The company also rewarded Trump for “utilizing certain facilities owned by Mr. Trump to entertain high-end customers.” Those expenses totaled $4.65 million from 1998 through 2000. In 1995, Trump’s gambling empire signed a 10-year lease to rent space in Trump Tower, the casino chairman’s Fifth Avenue office building, for $115,000 the first year, and rising from there.

In the 2006 proxy statement, Trump Hotels disclosed that it paid $87,000 “for the periodic use of Mr. Trump’s airplane and golf-courses to entertain high-end customers” and $319,000 to “pilot and maintain” the jet. Purchases of “Trump labeled merchandise” came to $563,000, “including $470,000 for Trump Ice bottled water served to our customers.”

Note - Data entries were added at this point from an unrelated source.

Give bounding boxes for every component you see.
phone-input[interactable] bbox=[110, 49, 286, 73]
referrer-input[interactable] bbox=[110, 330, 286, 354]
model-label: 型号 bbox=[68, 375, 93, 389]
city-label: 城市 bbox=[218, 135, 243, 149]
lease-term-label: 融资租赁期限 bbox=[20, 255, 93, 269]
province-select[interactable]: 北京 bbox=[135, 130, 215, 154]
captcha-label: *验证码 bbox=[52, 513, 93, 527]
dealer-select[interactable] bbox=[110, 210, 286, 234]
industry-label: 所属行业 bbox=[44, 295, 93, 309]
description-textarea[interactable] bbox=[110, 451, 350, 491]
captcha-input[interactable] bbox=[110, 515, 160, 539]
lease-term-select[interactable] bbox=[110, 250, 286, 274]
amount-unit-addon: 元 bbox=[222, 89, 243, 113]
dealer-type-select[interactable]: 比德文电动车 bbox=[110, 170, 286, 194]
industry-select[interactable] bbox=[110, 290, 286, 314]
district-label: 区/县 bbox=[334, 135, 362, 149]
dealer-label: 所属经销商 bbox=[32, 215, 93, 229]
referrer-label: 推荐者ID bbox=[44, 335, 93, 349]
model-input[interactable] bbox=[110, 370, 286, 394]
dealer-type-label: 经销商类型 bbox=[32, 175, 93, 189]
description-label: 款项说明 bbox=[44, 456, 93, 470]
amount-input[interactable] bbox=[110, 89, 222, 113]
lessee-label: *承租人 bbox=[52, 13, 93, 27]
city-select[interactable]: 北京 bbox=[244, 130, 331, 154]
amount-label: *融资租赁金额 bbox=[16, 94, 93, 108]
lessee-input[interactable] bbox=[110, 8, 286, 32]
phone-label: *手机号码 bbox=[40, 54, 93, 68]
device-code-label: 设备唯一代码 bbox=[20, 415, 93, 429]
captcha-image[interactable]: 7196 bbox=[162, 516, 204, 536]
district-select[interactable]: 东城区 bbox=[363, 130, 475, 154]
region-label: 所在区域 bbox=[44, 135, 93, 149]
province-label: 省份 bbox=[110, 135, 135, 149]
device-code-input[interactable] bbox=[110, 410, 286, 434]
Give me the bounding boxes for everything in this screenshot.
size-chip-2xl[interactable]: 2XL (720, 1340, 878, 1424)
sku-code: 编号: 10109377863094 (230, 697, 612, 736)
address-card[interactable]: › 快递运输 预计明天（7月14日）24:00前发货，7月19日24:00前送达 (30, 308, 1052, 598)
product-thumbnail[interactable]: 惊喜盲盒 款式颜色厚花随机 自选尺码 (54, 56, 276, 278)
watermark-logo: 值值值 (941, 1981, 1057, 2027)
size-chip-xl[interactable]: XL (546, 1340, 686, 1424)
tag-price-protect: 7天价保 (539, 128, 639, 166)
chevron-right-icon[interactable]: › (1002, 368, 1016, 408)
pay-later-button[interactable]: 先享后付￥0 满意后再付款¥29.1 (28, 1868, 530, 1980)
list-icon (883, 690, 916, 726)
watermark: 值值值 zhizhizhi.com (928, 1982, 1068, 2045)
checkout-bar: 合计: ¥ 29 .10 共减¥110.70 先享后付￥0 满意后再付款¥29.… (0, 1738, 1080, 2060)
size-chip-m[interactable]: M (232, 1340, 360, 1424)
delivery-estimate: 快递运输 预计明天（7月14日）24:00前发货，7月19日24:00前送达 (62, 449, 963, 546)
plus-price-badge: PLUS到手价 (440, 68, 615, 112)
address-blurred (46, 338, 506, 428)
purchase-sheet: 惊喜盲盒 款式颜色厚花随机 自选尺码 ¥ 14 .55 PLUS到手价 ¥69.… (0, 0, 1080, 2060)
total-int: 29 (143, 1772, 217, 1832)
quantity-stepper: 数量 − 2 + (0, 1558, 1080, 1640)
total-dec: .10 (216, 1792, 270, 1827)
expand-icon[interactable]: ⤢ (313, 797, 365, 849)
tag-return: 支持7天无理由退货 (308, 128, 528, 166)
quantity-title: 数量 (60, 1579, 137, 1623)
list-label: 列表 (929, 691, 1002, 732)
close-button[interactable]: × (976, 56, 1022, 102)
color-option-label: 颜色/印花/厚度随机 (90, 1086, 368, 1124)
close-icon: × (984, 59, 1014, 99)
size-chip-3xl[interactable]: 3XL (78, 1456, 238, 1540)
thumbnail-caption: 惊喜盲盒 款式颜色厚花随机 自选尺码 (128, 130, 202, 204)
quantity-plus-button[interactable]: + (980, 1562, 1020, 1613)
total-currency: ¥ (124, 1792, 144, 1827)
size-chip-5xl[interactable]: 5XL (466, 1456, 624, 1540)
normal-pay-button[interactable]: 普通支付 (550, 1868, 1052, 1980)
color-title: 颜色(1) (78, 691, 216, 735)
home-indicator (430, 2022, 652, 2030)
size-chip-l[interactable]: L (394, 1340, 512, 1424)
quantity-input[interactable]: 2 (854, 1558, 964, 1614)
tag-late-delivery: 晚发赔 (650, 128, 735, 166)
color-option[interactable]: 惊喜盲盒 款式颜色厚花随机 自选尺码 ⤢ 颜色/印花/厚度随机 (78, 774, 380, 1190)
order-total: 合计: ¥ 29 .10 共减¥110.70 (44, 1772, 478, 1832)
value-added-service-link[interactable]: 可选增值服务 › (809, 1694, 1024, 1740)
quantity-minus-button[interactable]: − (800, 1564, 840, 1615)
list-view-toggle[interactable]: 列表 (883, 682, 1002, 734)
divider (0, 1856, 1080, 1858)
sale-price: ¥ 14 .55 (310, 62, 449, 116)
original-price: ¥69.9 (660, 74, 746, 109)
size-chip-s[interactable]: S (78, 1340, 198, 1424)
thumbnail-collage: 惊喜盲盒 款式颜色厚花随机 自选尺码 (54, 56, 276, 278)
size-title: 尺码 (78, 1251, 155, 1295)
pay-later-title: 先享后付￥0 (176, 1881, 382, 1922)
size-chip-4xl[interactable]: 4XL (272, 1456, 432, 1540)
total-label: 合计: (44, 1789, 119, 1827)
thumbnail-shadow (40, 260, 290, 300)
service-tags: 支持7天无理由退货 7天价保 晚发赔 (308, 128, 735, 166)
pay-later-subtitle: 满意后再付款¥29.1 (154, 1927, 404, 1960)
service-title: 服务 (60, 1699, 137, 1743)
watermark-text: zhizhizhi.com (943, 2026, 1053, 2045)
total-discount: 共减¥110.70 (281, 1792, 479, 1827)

In 2003, amid big losses, Trump Hotels ended the Castle EBITDA agreement. But Trump still cleaned up. It was replaced by a guaranteed $2 million annual fee in exchange for his marketing support.

Trump Hotels and its successor, Trump Entertainment, filed for bankruptcy in late 2004, then again in early 2009, when Trump finally departed as chairman. The company’s travails weren’t over. It surrendered to chapter 11 a third time in 2014. It’s now a subsidiary of Icahn Enterprises, run by The Donald’s now friend, legendary financier Carl Icahn.

No amount of spin will make Trump’s dozen years at the helm of a Trump Hotels, the only public company Trump has ever run, look like anything but a flop that damaged thousands of shareholders, bondholders, and workers. The sole “winner” now packs arenas across America, mesmerizing tens of thousands of cheering fans with tales of his business triumphs.

Update: An earlier version of this story said that Trump’s Castle Services agreement covered profits at all of his casinos. In fact, it only applied to the EBITDA profits of Trump Castle.